I was driving out the river road. The ice-covered river was beautiful in the silver moonlight. The heater was roaring. It was still colder than hell in the ragtop. The seats were like ice.
“I sure hope it works,” she said.
“What happened?”
“Well, then what do you think happened?”
“Boy, you really are crabby.”
“I’m sorry.”
“Was it, uh, all right for you?”
“You mean doing it?”
“Yeah.” Doing it. My kid sister. Doing it. Sweet little Ruthie McCain.
“Does he know? The father, I mean?”
“Yes. He knows.”
“You told him?”
“I wrote him a letter.”
“What’d he say?”
“He said he was scared. He said this’ll screw up his whole life. He wants to start in premed at the university next year.”
“How about your life? What’s supposed to happen to your life?”
She looked out the window some more, the way Pamela did driving home last night. You could see the paper mill along the river, big and modern and alien in the night, floodlights giving it the look of a prison. Somehow it seemed wrong, even obscene, out here on the prairie where the Indians had roamed for several hundred years.
“You going to tell me who this little bastard is?”
“First of all, he’s not little. And second of all, he’s not a bastard. And third of all, no, I’m not going to tell you. And it’s not going to do you any good to get mad.”
I couldn’t believe how calm she was.
“God, Ruthie, don’t you want to cry or something?”
“No, do you?”
We rode along some more.
“Mind if I play the radio?” she said.
“We shouldn’t listen to the radio at a time like this.”
“Why not?”
“I don’t know. We just shouldn’t.”
“Are we punishing ourselves or something?” she said.
“Maybe.”
“Then can I have a cigarette?”
“A cigarette? Since when do you smoke?”
“I just smoke every once in a while. Don’t worry, I don’t inhale or anything.”
“You’re my little sister.”
“And you’re my big brother. What the hell does that prove?”
We rode along some more. I accidentally on purpose forgot to give her a cigarette. She didn’t mention it again.
“God, I wish you hadn’t found out about this.”
“I’m your brother, remember?”
“We already went through that. And anyway, I’m the one who did it and it’s my responsibility.”
“Do you love him?”
She thought a moment. “I did until I saw what a little boy he is. I’m a lot more grown up than he is.”
“So marriage is out?”
“Absolutely.” Then, “I’ll just have to try this stuff is all.”

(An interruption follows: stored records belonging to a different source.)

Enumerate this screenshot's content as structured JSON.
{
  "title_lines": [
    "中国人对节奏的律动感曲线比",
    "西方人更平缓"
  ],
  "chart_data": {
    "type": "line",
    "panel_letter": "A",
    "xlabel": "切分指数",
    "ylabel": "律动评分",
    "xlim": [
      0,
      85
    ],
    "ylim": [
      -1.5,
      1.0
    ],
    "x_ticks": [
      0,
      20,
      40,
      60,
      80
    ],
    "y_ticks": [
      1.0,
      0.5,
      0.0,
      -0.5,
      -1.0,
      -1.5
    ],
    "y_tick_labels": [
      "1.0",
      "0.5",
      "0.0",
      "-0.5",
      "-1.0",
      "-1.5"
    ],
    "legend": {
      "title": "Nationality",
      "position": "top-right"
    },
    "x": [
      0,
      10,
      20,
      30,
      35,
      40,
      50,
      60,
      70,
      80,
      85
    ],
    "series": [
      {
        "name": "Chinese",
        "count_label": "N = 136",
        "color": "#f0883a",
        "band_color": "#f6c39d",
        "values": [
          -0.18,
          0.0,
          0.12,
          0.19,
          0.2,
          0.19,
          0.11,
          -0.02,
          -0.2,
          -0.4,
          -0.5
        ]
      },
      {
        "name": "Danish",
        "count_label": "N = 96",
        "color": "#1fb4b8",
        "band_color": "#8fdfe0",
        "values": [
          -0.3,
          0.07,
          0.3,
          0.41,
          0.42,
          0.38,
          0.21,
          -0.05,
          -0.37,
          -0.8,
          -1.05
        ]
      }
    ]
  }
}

“You actually think it’ll work?”
“I guess it does sometimes.”
“Who said?”
“Jenny knows somebody it worked for.”
“Oh, yes, Jenny, the sixteen-year-old gynecologist.”

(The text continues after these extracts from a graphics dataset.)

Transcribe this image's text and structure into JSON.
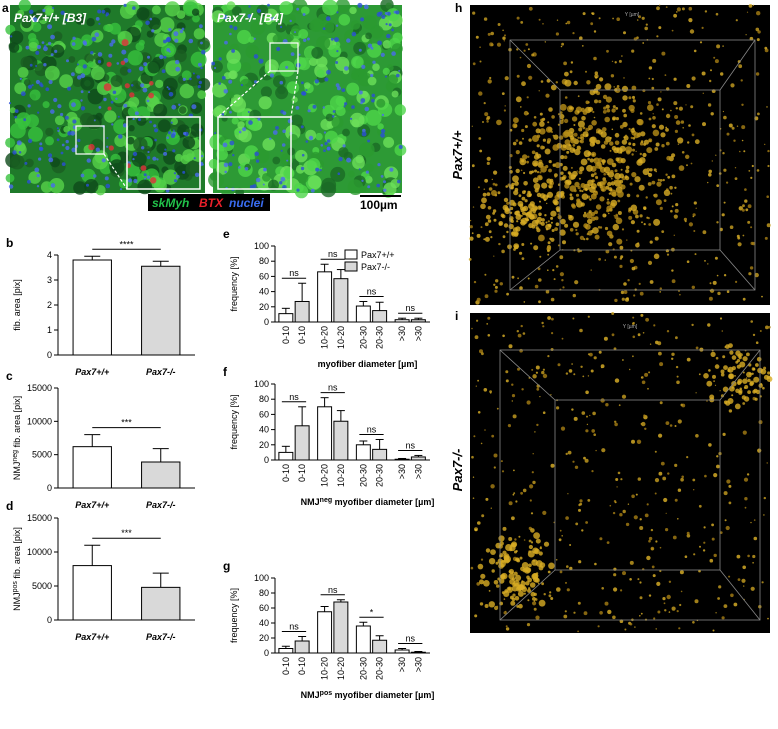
{
  "figure": {
    "a": {
      "label": "a",
      "left_title": "Pax7+/+ [B3]",
      "right_title": "Pax7-/- [B4]",
      "stains": [
        "skMyh",
        "BTX",
        "nuclei"
      ],
      "scale_bar": "100µm"
    },
    "h": {
      "label": "h",
      "side_label": "Pax7+/+",
      "axis_label": "Y [µm]"
    },
    "i": {
      "label": "i",
      "side_label": "Pax7-/-",
      "axis_label": "Y [µm]"
    }
  },
  "chart_data": [
    {
      "type": "bar",
      "label": "b",
      "ylabel": "fib. area [pix]",
      "categories": [
        "Pax7+/+",
        "Pax7-/-"
      ],
      "values": [
        3.8,
        3.55
      ],
      "errors": [
        0.15,
        0.2
      ],
      "colors": [
        "#ffffff",
        "#d9d9d9"
      ],
      "ylim": [
        0,
        4
      ],
      "yticks": [
        0,
        1,
        2,
        3,
        4
      ],
      "annotations": [
        "****"
      ]
    },
    {
      "type": "bar",
      "label": "c",
      "ylabel": [
        "NMJ",
        "neg",
        " fib. area [pix]"
      ],
      "categories": [
        "Pax7+/+",
        "Pax7-/-"
      ],
      "values": [
        6200,
        3900
      ],
      "errors": [
        1800,
        2000
      ],
      "colors": [
        "#ffffff",
        "#d9d9d9"
      ],
      "ylim": [
        0,
        15000
      ],
      "yticks": [
        0,
        5000,
        10000,
        15000
      ],
      "annotations": [
        "***"
      ]
    },
    {
      "type": "bar",
      "label": "d",
      "ylabel": [
        "NMJ",
        "pos",
        " fib. area [pix]"
      ],
      "categories": [
        "Pax7+/+",
        "Pax7-/-"
      ],
      "values": [
        8000,
        4800
      ],
      "errors": [
        3000,
        2100
      ],
      "colors": [
        "#ffffff",
        "#d9d9d9"
      ],
      "ylim": [
        0,
        15000
      ],
      "yticks": [
        0,
        5000,
        10000,
        15000
      ],
      "annotations": [
        "***"
      ]
    },
    {
      "type": "grouped_bar",
      "label": "e",
      "ylabel": "frequency [%]",
      "xlabel": "myofiber diameter [µm]",
      "categories": [
        "0-10",
        "10-20",
        "20-30",
        ">30"
      ],
      "series": [
        {
          "name": "Pax7+/+",
          "color": "#ffffff",
          "values": [
            11,
            66,
            21,
            3
          ],
          "errors": [
            7,
            10,
            6,
            2
          ]
        },
        {
          "name": "Pax7-/-",
          "color": "#d9d9d9",
          "values": [
            27,
            57,
            15,
            3
          ],
          "errors": [
            24,
            12,
            11,
            2
          ]
        }
      ],
      "ylim": [
        0,
        100
      ],
      "yticks": [
        0,
        20,
        40,
        60,
        80,
        100
      ],
      "annotations": [
        "ns",
        "ns",
        "ns",
        "ns"
      ]
    },
    {
      "type": "grouped_bar",
      "label": "f",
      "ylabel": "frequency [%]",
      "xlabel": [
        "NMJ",
        "neg",
        " myofiber diameter [µm]"
      ],
      "categories": [
        "0-10",
        "10-20",
        "20-30",
        ">30"
      ],
      "series": [
        {
          "color": "#ffffff",
          "values": [
            10,
            70,
            20,
            1
          ],
          "errors": [
            8,
            12,
            5,
            1
          ]
        },
        {
          "color": "#d9d9d9",
          "values": [
            45,
            51,
            14,
            4
          ],
          "errors": [
            25,
            14,
            13,
            2
          ]
        }
      ],
      "ylim": [
        0,
        100
      ],
      "yticks": [
        0,
        20,
        40,
        60,
        80,
        100
      ],
      "annotations": [
        "ns",
        "ns",
        "ns",
        "ns"
      ]
    },
    {
      "type": "grouped_bar",
      "label": "g",
      "ylabel": "frequency [%]",
      "xlabel": [
        "NMJ",
        "pos",
        " myofiber diameter [µm]"
      ],
      "categories": [
        "0-10",
        "10-20",
        "20-30",
        ">30"
      ],
      "series": [
        {
          "color": "#ffffff",
          "values": [
            6,
            55,
            36,
            4
          ],
          "errors": [
            3,
            7,
            5,
            2
          ]
        },
        {
          "color": "#d9d9d9",
          "values": [
            16,
            68,
            17,
            1
          ],
          "errors": [
            6,
            3,
            6,
            1
          ]
        }
      ],
      "ylim": [
        0,
        100
      ],
      "yticks": [
        0,
        20,
        40,
        60,
        80,
        100
      ],
      "annotations": [
        "ns",
        "ns",
        "*",
        "ns"
      ]
    }
  ]
}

“God, I wish you hadn’t found out. You’re worse than he is about this.”
“I just can’t believe how cool you’re being.
Don’t you care what happens to your future?”

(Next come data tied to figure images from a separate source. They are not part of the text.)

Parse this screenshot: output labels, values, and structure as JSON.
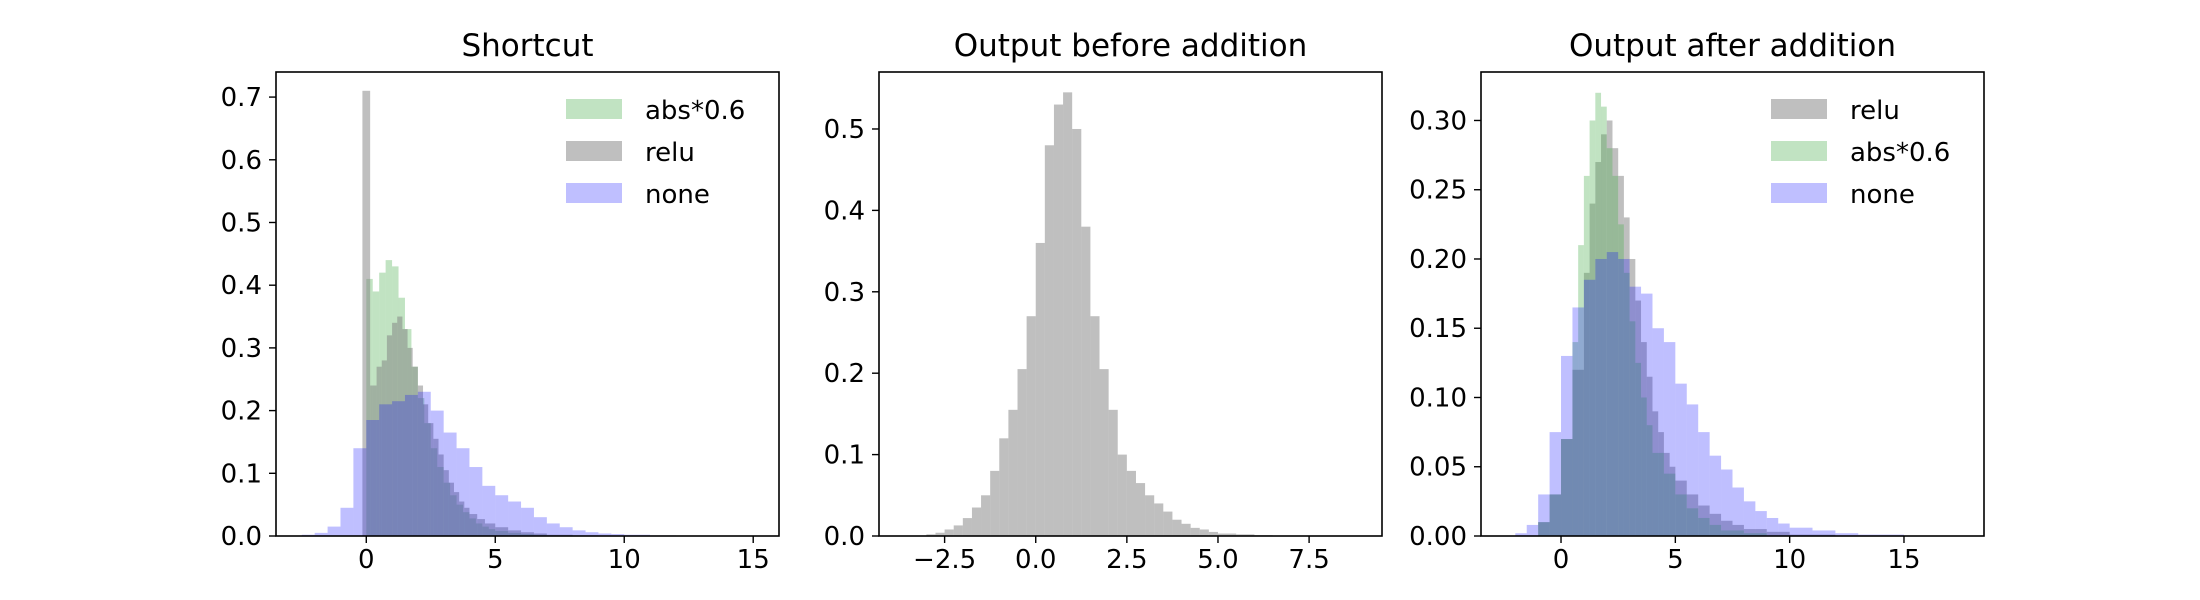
{
  "chart_data": [
    {
      "type": "bar",
      "title": "Shortcut",
      "xlim": [
        -3.5,
        16
      ],
      "ylim": [
        0,
        0.74
      ],
      "x_ticks": [
        0,
        5,
        10,
        15
      ],
      "x_tick_labels": [
        "0",
        "5",
        "10",
        "15"
      ],
      "y_ticks": [
        0,
        0.1,
        0.2,
        0.3,
        0.4,
        0.5,
        0.6,
        0.7
      ],
      "y_tick_labels": [
        "0.0",
        "0.1",
        "0.2",
        "0.3",
        "0.4",
        "0.5",
        "0.6",
        "0.7"
      ],
      "legend_position": "top-right",
      "series": [
        {
          "name": "abs*0.6",
          "color": "#4caf50",
          "opacity": 0.35,
          "bin_edges": [
            0,
            0.25,
            0.5,
            0.75,
            1.0,
            1.25,
            1.5,
            1.75,
            2.0,
            2.25,
            2.5,
            2.75,
            3.0,
            3.25,
            3.5,
            3.75,
            4.0,
            4.25,
            4.5,
            4.75,
            5.0,
            5.5,
            6.0,
            6.5,
            7.0,
            8.0
          ],
          "values": [
            0.41,
            0.39,
            0.42,
            0.44,
            0.43,
            0.38,
            0.33,
            0.27,
            0.22,
            0.18,
            0.14,
            0.11,
            0.085,
            0.065,
            0.05,
            0.038,
            0.028,
            0.02,
            0.015,
            0.011,
            0.008,
            0.005,
            0.003,
            0.002,
            0.001
          ]
        },
        {
          "name": "relu",
          "color": "#808080",
          "opacity": 0.5,
          "bin_edges": [
            -0.15,
            0.15,
            0.4,
            0.6,
            0.8,
            1.0,
            1.2,
            1.4,
            1.6,
            1.8,
            2.0,
            2.2,
            2.4,
            2.6,
            2.8,
            3.0,
            3.2,
            3.4,
            3.6,
            3.8,
            4.0,
            4.3,
            4.6,
            5.0,
            5.5,
            6.0,
            6.5,
            7.0,
            8.0,
            9.0
          ],
          "values": [
            0.71,
            0.24,
            0.27,
            0.28,
            0.32,
            0.34,
            0.35,
            0.33,
            0.3,
            0.27,
            0.24,
            0.21,
            0.18,
            0.155,
            0.13,
            0.105,
            0.085,
            0.07,
            0.055,
            0.045,
            0.035,
            0.027,
            0.02,
            0.014,
            0.009,
            0.006,
            0.004,
            0.002,
            0.001
          ]
        },
        {
          "name": "none",
          "color": "#0000ff",
          "opacity": 0.25,
          "bin_edges": [
            -2.5,
            -2.0,
            -1.5,
            -1.0,
            -0.5,
            0,
            0.5,
            1.0,
            1.5,
            2.0,
            2.5,
            3.0,
            3.5,
            4.0,
            4.5,
            5.0,
            5.5,
            6.0,
            6.5,
            7.0,
            7.5,
            8.0,
            8.5,
            9.0,
            9.5,
            10.0,
            11.0,
            12.0,
            14.0
          ],
          "values": [
            0.002,
            0.005,
            0.015,
            0.045,
            0.14,
            0.185,
            0.21,
            0.215,
            0.225,
            0.23,
            0.2,
            0.165,
            0.14,
            0.11,
            0.08,
            0.065,
            0.055,
            0.045,
            0.03,
            0.02,
            0.014,
            0.009,
            0.006,
            0.004,
            0.003,
            0.002,
            0.001,
            0.0005
          ]
        }
      ]
    },
    {
      "type": "bar",
      "title": "Output before addition",
      "xlim": [
        -4.3,
        9.5
      ],
      "ylim": [
        0,
        0.57
      ],
      "x_ticks": [
        -2.5,
        0.0,
        2.5,
        5.0,
        7.5
      ],
      "x_tick_labels": [
        "−2.5",
        "0.0",
        "2.5",
        "5.0",
        "7.5"
      ],
      "y_ticks": [
        0,
        0.1,
        0.2,
        0.3,
        0.4,
        0.5
      ],
      "y_tick_labels": [
        "0.0",
        "0.1",
        "0.2",
        "0.3",
        "0.4",
        "0.5"
      ],
      "legend_position": "none",
      "series": [
        {
          "name": "",
          "color": "#808080",
          "opacity": 0.5,
          "bin_edges": [
            -3.0,
            -2.75,
            -2.5,
            -2.25,
            -2.0,
            -1.75,
            -1.5,
            -1.25,
            -1.0,
            -0.75,
            -0.5,
            -0.25,
            0.0,
            0.25,
            0.5,
            0.75,
            1.0,
            1.25,
            1.5,
            1.75,
            2.0,
            2.25,
            2.5,
            2.75,
            3.0,
            3.25,
            3.5,
            3.75,
            4.0,
            4.25,
            4.5,
            4.75,
            5.0,
            5.5,
            6.0,
            6.5,
            7.0,
            8.0
          ],
          "values": [
            0.002,
            0.004,
            0.008,
            0.013,
            0.022,
            0.035,
            0.05,
            0.08,
            0.12,
            0.155,
            0.205,
            0.27,
            0.36,
            0.48,
            0.53,
            0.545,
            0.5,
            0.38,
            0.27,
            0.205,
            0.155,
            0.1,
            0.08,
            0.065,
            0.05,
            0.04,
            0.03,
            0.02,
            0.015,
            0.01,
            0.008,
            0.005,
            0.003,
            0.002,
            0.001,
            0.0005,
            0.0002
          ]
        }
      ]
    },
    {
      "type": "bar",
      "title": "Output after addition",
      "xlim": [
        -3.5,
        18.5
      ],
      "ylim": [
        0,
        0.335
      ],
      "x_ticks": [
        0,
        5,
        10,
        15
      ],
      "x_tick_labels": [
        "0",
        "5",
        "10",
        "15"
      ],
      "y_ticks": [
        0,
        0.05,
        0.1,
        0.15,
        0.2,
        0.25,
        0.3
      ],
      "y_tick_labels": [
        "0.00",
        "0.05",
        "0.10",
        "0.15",
        "0.20",
        "0.25",
        "0.30"
      ],
      "legend_position": "top-right",
      "series": [
        {
          "name": "relu",
          "color": "#808080",
          "opacity": 0.5,
          "bin_edges": [
            -1.0,
            -0.5,
            0,
            0.5,
            1.0,
            1.25,
            1.5,
            1.75,
            2.0,
            2.25,
            2.5,
            2.75,
            3.0,
            3.25,
            3.5,
            3.75,
            4.0,
            4.25,
            4.5,
            4.75,
            5.0,
            5.5,
            6.0,
            6.5,
            7.0,
            7.5,
            8.0,
            9.0,
            10.0,
            12.0
          ],
          "values": [
            0.01,
            0.03,
            0.07,
            0.12,
            0.19,
            0.24,
            0.27,
            0.29,
            0.3,
            0.28,
            0.26,
            0.23,
            0.2,
            0.17,
            0.14,
            0.115,
            0.09,
            0.075,
            0.06,
            0.05,
            0.04,
            0.03,
            0.022,
            0.016,
            0.011,
            0.008,
            0.005,
            0.003,
            0.001
          ]
        },
        {
          "name": "abs*0.6",
          "color": "#4caf50",
          "opacity": 0.35,
          "bin_edges": [
            -1.0,
            -0.5,
            0,
            0.5,
            0.75,
            1.0,
            1.25,
            1.5,
            1.75,
            2.0,
            2.25,
            2.5,
            2.75,
            3.0,
            3.25,
            3.5,
            3.75,
            4.0,
            4.5,
            5.0,
            5.5,
            6.0,
            6.5,
            7.0,
            8.0,
            9.0
          ],
          "values": [
            0.01,
            0.03,
            0.07,
            0.14,
            0.21,
            0.26,
            0.3,
            0.32,
            0.31,
            0.28,
            0.26,
            0.225,
            0.19,
            0.155,
            0.125,
            0.1,
            0.08,
            0.06,
            0.045,
            0.03,
            0.02,
            0.013,
            0.008,
            0.004,
            0.002
          ]
        },
        {
          "name": "none",
          "color": "#0000ff",
          "opacity": 0.25,
          "bin_edges": [
            -2.0,
            -1.5,
            -1.0,
            -0.5,
            0,
            0.5,
            1.0,
            1.5,
            2.0,
            2.5,
            3.0,
            3.5,
            4.0,
            4.5,
            5.0,
            5.5,
            6.0,
            6.5,
            7.0,
            7.5,
            8.0,
            8.5,
            9.0,
            9.5,
            10.0,
            11.0,
            12.0,
            13.0,
            15.0
          ],
          "values": [
            0.002,
            0.008,
            0.03,
            0.075,
            0.13,
            0.165,
            0.185,
            0.2,
            0.205,
            0.2,
            0.18,
            0.175,
            0.15,
            0.14,
            0.11,
            0.095,
            0.075,
            0.058,
            0.048,
            0.035,
            0.025,
            0.018,
            0.013,
            0.009,
            0.006,
            0.004,
            0.002,
            0.001
          ]
        }
      ]
    }
  ]
}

“How is getting into a panic going to help me? I just have to try to think through this the best I can.”
I didn’t say anything for a time. Just looked out at the frozen, snow-covered river in the moonlight, sled tracks deep in the snow, the faraway small islands of birch and pine. In the summer you could see girls in bikinis all night long on those islands, headlight flashes of flesh and drunken merriment.
I looked over at my seventeen-year-old sister. She really was calm. And she was right. My intensity wasn’t helping either of us. “I guess that’s why you’re the valedictorian of your class and I graduated with a big C-plus average.”